NDAChain runs on a PoA-qBFT consensus mechanism, combining the fast validation speed of Proof of Authority with Byzantine Fault Tolerance (BFT). The platform reaches 1,200–3,600 TPS with a block time of just 2 seconds remarkable figures for a permissioned national blockchain.
The platform is EVM-compatible (Ethereum Virtual Machine), allowing it to leverage Ethereum’s extensive developer-tool ecosystem. It also integrates Zero-Knowledge Proofs (ZKPs) for transactions that require data confidentiality, a critical factor when handling citizens’ information.
NDAChain implements the W3C DID (Decentralised Identifiers) standard with the did:nda method, which was registered with the W3C DID Registry in 2025. This is an important step that affirms the platform’s international interoperability while preserving identity-data sovereignty on domestic infrastructure.

EBSI is solving a problem no other platform has to face: how can 29 countries with different legal systems, languages and IT infrastructures share a single trust layer? Its single-chain, permissioned design, GDPR-first compliance posture, and intergovernmental governance mechanism all serve that objective.
Strengths: cross-border standardisation and a clear legal framework. Challenges: slow decision-making due to the need for consensus among 29 countries, and performance is not the top priority.
BSN solves a different problem: China, with 1.4 billion people, hundreds of cities and thousands of government agencies, needs an infrastructure flexible enough to serve many industries, many tiers of government and many frameworks at once. Its multi-chain architecture allows each application to choose the most suitable framework while still running on a single service network.
Strengths: the largest deployment scale, and high flexibility. Challenges: operational and maintenance complexity grows as the number of frameworks increases.
NDAChain tackles a problem specific to Vietnam: building a trust-infrastructure layer for a country in an accelerated digital-transformation phase that simultaneously requires high performance (1,200–3,600 TPS), strong protection of citizen data (ZKP), international interoperability (EVM, W3C DID), and a governance model aligned with Vietnam’s institutional setting.
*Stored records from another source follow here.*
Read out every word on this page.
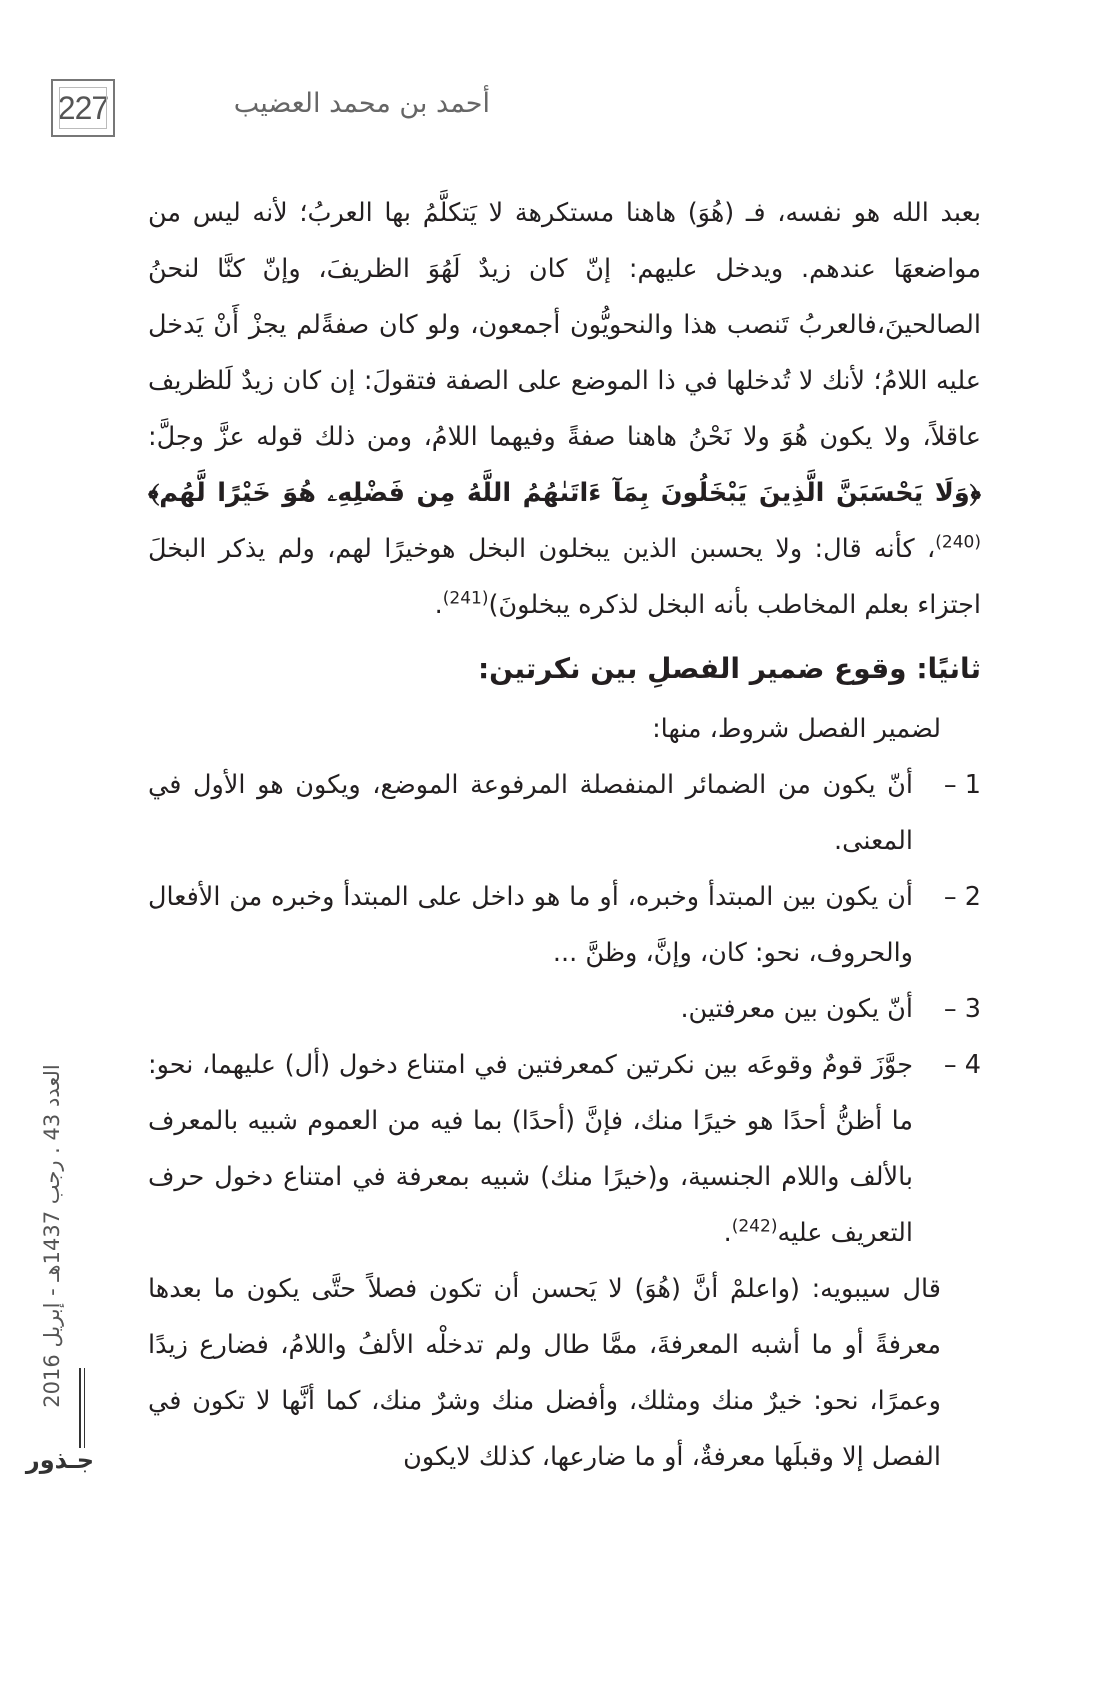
227	أحمد بن محمد العضيب

بعبد الله هو نفسه، فـ (هُوَ) هاهنا مستكرهة لا يَتكلَّمُ بها العربُ؛ لأنه ليس من مواضعهَا عندهم. ويدخل عليهم: إنّ كان زيدٌ لَهُوَ الظريفَ، وإنّ كنَّا لنحنُ الصالحينَ،فالعربُ تَنصب هذا والنحويُّون أجمعون، ولو كان صفةًلم يجزْ أَنْ يَدخل عليه اللامُ؛ لأنك لا تُدخلها في ذا الموضع على الصفة فتقولَ: إن كان زيدٌ لَلظريف عاقلاً، ولا يكون هُوَ ولا نَحْنُ هاهنا صفةً وفيهما اللامُ، ومن ذلك قوله عزَّ وجلَّ: ﴿وَلَا يَحْسَبَنَّ الَّذِينَ يَبْخَلُونَ بِمَآ ءَاتَىٰهُمُ اللَّهُ مِن فَضْلِهِۦ هُوَ خَيْرًا لَّهُم﴾$^{(240)}$، كأنه قال: ولا يحسبن الذين يبخلون البخل هوخيرًا لهم، ولم يذكر البخلَ اجتزاء بعلم المخاطب بأنه البخل لذكره يبخلونَ)$^{(241)}$.

ثانيًا: وقوع ضمير الفصلِ بين نكرتين:

لضمير الفصل شروط، منها:

1 –
أنّ يكون من الضمائر المنفصلة المرفوعة الموضع، ويكون هو الأول في المعنى.
2 –
أن يكون بين المبتدأ وخبره، أو ما هو داخل على المبتدأ وخبره من الأفعال والحروف، نحو: كان، وإنَّ، وظنَّ ...
3 –
أنّ يكون بين معرفتين.
4 –
جوَّزَ قومٌ وقوعَه بين نكرتين كمعرفتين في امتناع دخول (أل) عليهما، نحو: ما أظنُّ أحدًا هو خيرًا منك، فإنَّ (أحدًا) بما فيه من العموم شبيه بالمعرف بالألف واللام الجنسية، و(خيرًا منك) شبيه بمعرفة في امتناع دخول حرف التعريف عليه$^{(242)}$.

قال سيبويه: (واعلمْ أنَّ (هُوَ) لا يَحسن أن تكون فصلاً حتَّى يكون ما بعدها معرفةً أو ما أشبه المعرفةَ، ممَّا طال ولم تدخلْه الألفُ واللامُ، فضارع زيدًا وعمرًا، نحو: خيرٌ منك ومثلك، وأفضل منك وشرٌ منك، كما أنَّها لا تكون في الفصل إلا وقبلَها معرفةٌ، أو ما ضارعها، كذلك لايكون

العدد 43 . رجب 1437هـ - إبريل 2016
جـذور
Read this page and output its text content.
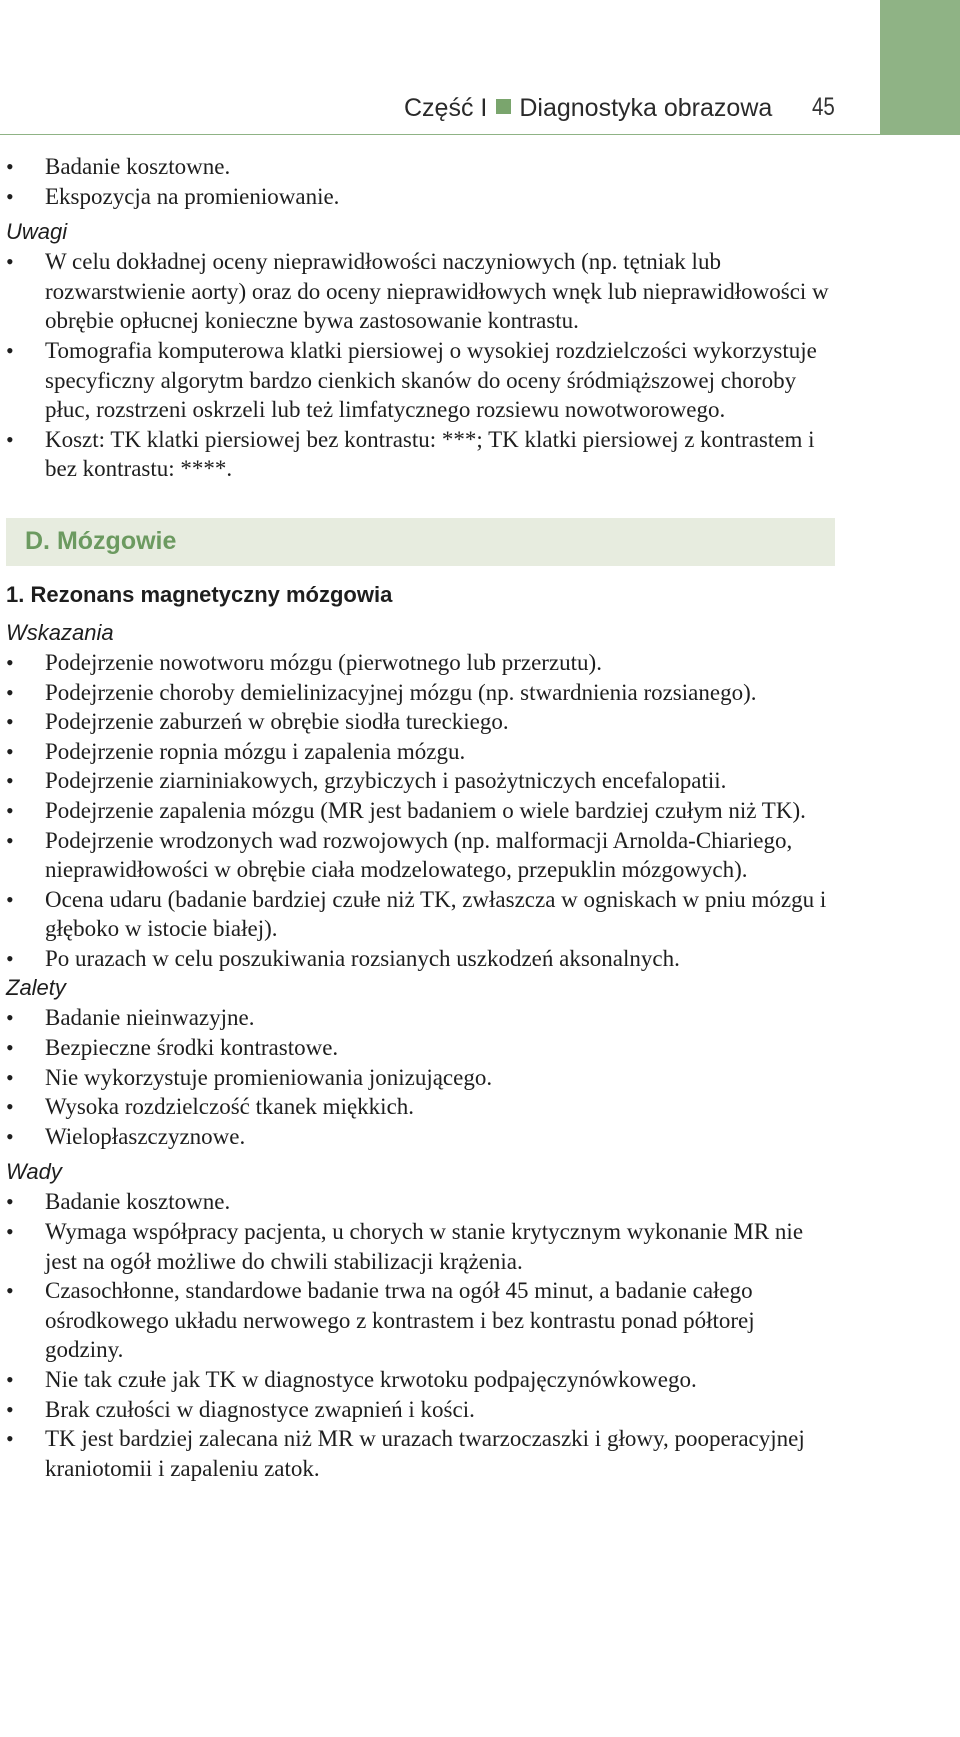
Część I Diagnostyka obrazowa 45
• Badanie kosztowne.
• Ekspozycja na promieniowanie.

Uwagi

• W celu dokładnej oceny nieprawidłowości naczyniowych (np. tętniak lub rozwarstwienie aorty) oraz do oceny nieprawidłowych wnęk lub nieprawidłowości w obrębie opłucnej konieczne bywa zastosowanie kontrastu.
• Tomografia komputerowa klatki piersiowej o wysokiej rozdzielczości wykorzystuje specyficzny algorytm bardzo cienkich skanów do oceny śródmiąższowej choroby płuc, rozstrzeni oskrzeli lub też limfatycznego rozsiewu nowotworowego.
• Koszt: TK klatki piersiowej bez kontrastu: ***; TK klatki piersiowej z kontrastem i bez kontrastu: ****.
D. Mózgowie

1. Rezonans magnetyczny mózgowia

Wskazania

• Podejrzenie nowotworu mózgu (pierwotnego lub przerzutu).
• Podejrzenie choroby demielinizacyjnej mózgu (np. stwardnienia rozsianego).
• Podejrzenie zaburzeń w obrębie siodła tureckiego.
• Podejrzenie ropnia mózgu i zapalenia mózgu.
• Podejrzenie ziarniniakowych, grzybiczych i pasożytniczych encefalopatii.
• Podejrzenie zapalenia mózgu (MR jest badaniem o wiele bardziej czułym niż TK).
• Podejrzenie wrodzonych wad rozwojowych (np. malformacji Arnolda-Chiariego, nieprawidłowości w obrębie ciała modzelowatego, przepuklin mózgowych).
• Ocena udaru (badanie bardziej czułe niż TK, zwłaszcza w ogniskach w pniu mózgu i głęboko w istocie białej).
• Po urazach w celu poszukiwania rozsianych uszkodzeń aksonalnych.

Zalety

• Badanie nieinwazyjne.
• Bezpieczne środki kontrastowe.
• Nie wykorzystuje promieniowania jonizującego.
• Wysoka rozdzielczość tkanek miękkich.
• Wielopłaszczyznowe.

Wady

• Badanie kosztowne.
• Wymaga współpracy pacjenta, u chorych w stanie krytycznym wykonanie MR nie jest na ogół możliwe do chwili stabilizacji krążenia.
• Czasochłonne, standardowe badanie trwa na ogół 45 minut, a badanie całego ośrodkowego układu nerwowego z kontrastem i bez kontrastu ponad półtorej godziny.
• Nie tak czułe jak TK w diagnostyce krwotoku podpajęczynówkowego.
• Brak czułości w diagnostyce zwapnień i kości.
• TK jest bardziej zalecana niż MR w urazach twarzoczaszki i głowy, pooperacyjnej kraniotomii i zapaleniu zatok.
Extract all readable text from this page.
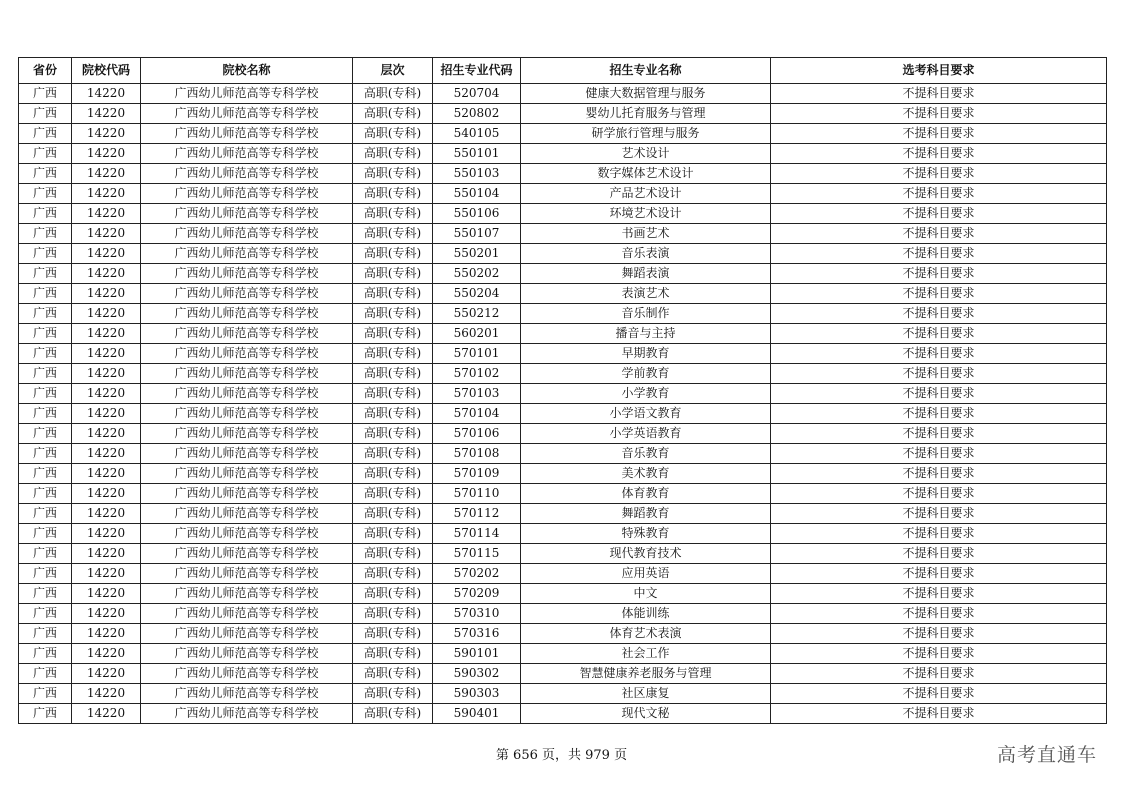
省份	院校代码	院校名称	层次	招生专业代码	招生专业名称	选考科目要求
广西	14220	广西幼儿师范高等专科学校	高职(专科)	520704	健康大数据管理与服务	不提科目要求
广西	14220	广西幼儿师范高等专科学校	高职(专科)	520802	婴幼儿托育服务与管理	不提科目要求
广西	14220	广西幼儿师范高等专科学校	高职(专科)	540105	研学旅行管理与服务	不提科目要求
广西	14220	广西幼儿师范高等专科学校	高职(专科)	550101	艺术设计	不提科目要求
广西	14220	广西幼儿师范高等专科学校	高职(专科)	550103	数字媒体艺术设计	不提科目要求
广西	14220	广西幼儿师范高等专科学校	高职(专科)	550104	产品艺术设计	不提科目要求
广西	14220	广西幼儿师范高等专科学校	高职(专科)	550106	环境艺术设计	不提科目要求
广西	14220	广西幼儿师范高等专科学校	高职(专科)	550107	书画艺术	不提科目要求
广西	14220	广西幼儿师范高等专科学校	高职(专科)	550201	音乐表演	不提科目要求
广西	14220	广西幼儿师范高等专科学校	高职(专科)	550202	舞蹈表演	不提科目要求
广西	14220	广西幼儿师范高等专科学校	高职(专科)	550204	表演艺术	不提科目要求
广西	14220	广西幼儿师范高等专科学校	高职(专科)	550212	音乐制作	不提科目要求
广西	14220	广西幼儿师范高等专科学校	高职(专科)	560201	播音与主持	不提科目要求
广西	14220	广西幼儿师范高等专科学校	高职(专科)	570101	早期教育	不提科目要求
广西	14220	广西幼儿师范高等专科学校	高职(专科)	570102	学前教育	不提科目要求
广西	14220	广西幼儿师范高等专科学校	高职(专科)	570103	小学教育	不提科目要求
广西	14220	广西幼儿师范高等专科学校	高职(专科)	570104	小学语文教育	不提科目要求
广西	14220	广西幼儿师范高等专科学校	高职(专科)	570106	小学英语教育	不提科目要求
广西	14220	广西幼儿师范高等专科学校	高职(专科)	570108	音乐教育	不提科目要求
广西	14220	广西幼儿师范高等专科学校	高职(专科)	570109	美术教育	不提科目要求
广西	14220	广西幼儿师范高等专科学校	高职(专科)	570110	体育教育	不提科目要求
广西	14220	广西幼儿师范高等专科学校	高职(专科)	570112	舞蹈教育	不提科目要求
广西	14220	广西幼儿师范高等专科学校	高职(专科)	570114	特殊教育	不提科目要求
广西	14220	广西幼儿师范高等专科学校	高职(专科)	570115	现代教育技术	不提科目要求
广西	14220	广西幼儿师范高等专科学校	高职(专科)	570202	应用英语	不提科目要求
广西	14220	广西幼儿师范高等专科学校	高职(专科)	570209	中文	不提科目要求
广西	14220	广西幼儿师范高等专科学校	高职(专科)	570310	体能训练	不提科目要求
广西	14220	广西幼儿师范高等专科学校	高职(专科)	570316	体育艺术表演	不提科目要求
广西	14220	广西幼儿师范高等专科学校	高职(专科)	590101	社会工作	不提科目要求
广西	14220	广西幼儿师范高等专科学校	高职(专科)	590302	智慧健康养老服务与管理	不提科目要求
广西	14220	广西幼儿师范高等专科学校	高职(专科)	590303	社区康复	不提科目要求
广西	14220	广西幼儿师范高等专科学校	高职(专科)	590401	现代文秘	不提科目要求
第 656 页，共 979 页	高考直通车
Selecting PoA-qBFT enables fast validation without sacrificing fault tolerance. The public–private validator-node model creates a cross-supervision mechanism, the state ensures compliance, while enterprises ensure operational efficiency. Registering the did:nda method with the W3C Registry sends a clear message: data sovereignty does not mean isolation, the platform remains ready to connect with the global decentralised-identity ecosystem.

The right question is not “Which platform is best?” but rather “Which platform best fits the national context, legal framework and specific strategic objectives?” The three most practical evaluation criteria are:
Data sovereignty: Where are citizen and enterprise data stored and processed? Who controls the physical infrastructure? Does the governance model ensure that no single party controls the entire network?
International interoperability: Does the platform comply with open standards (W3C DID, EVM, eIDAS)? How well can it interoperate with other national blockchains? This factor will determine long-term value as cross-border commerce becomes increasingly digital.
Real-world scalability: Performance under real-world conditions (not just theoretical benchmarks), the ability to upgrade without service disruption, and a developer ecosystem large enough to sustain the platform over the long term.
NDAChain does not compete directly with EBSI or BSN, because each platform serves its own national context. What matters is that Vietnam is one of the few Southeast Asian countries to own a national Layer 1 blockchain with W3C-compliant decentralised identity, measurable performance, and a clearly articulated public–private governance model.
Within the broader picture of more than 80 countries building Layer 1 blockchain infrastructure for the public sector, NDAChain represents a model worth studying: a domestic digital backbone aligned with international standards, balanced governance, and oriented towards a safe, transparent and prosperous digital economy.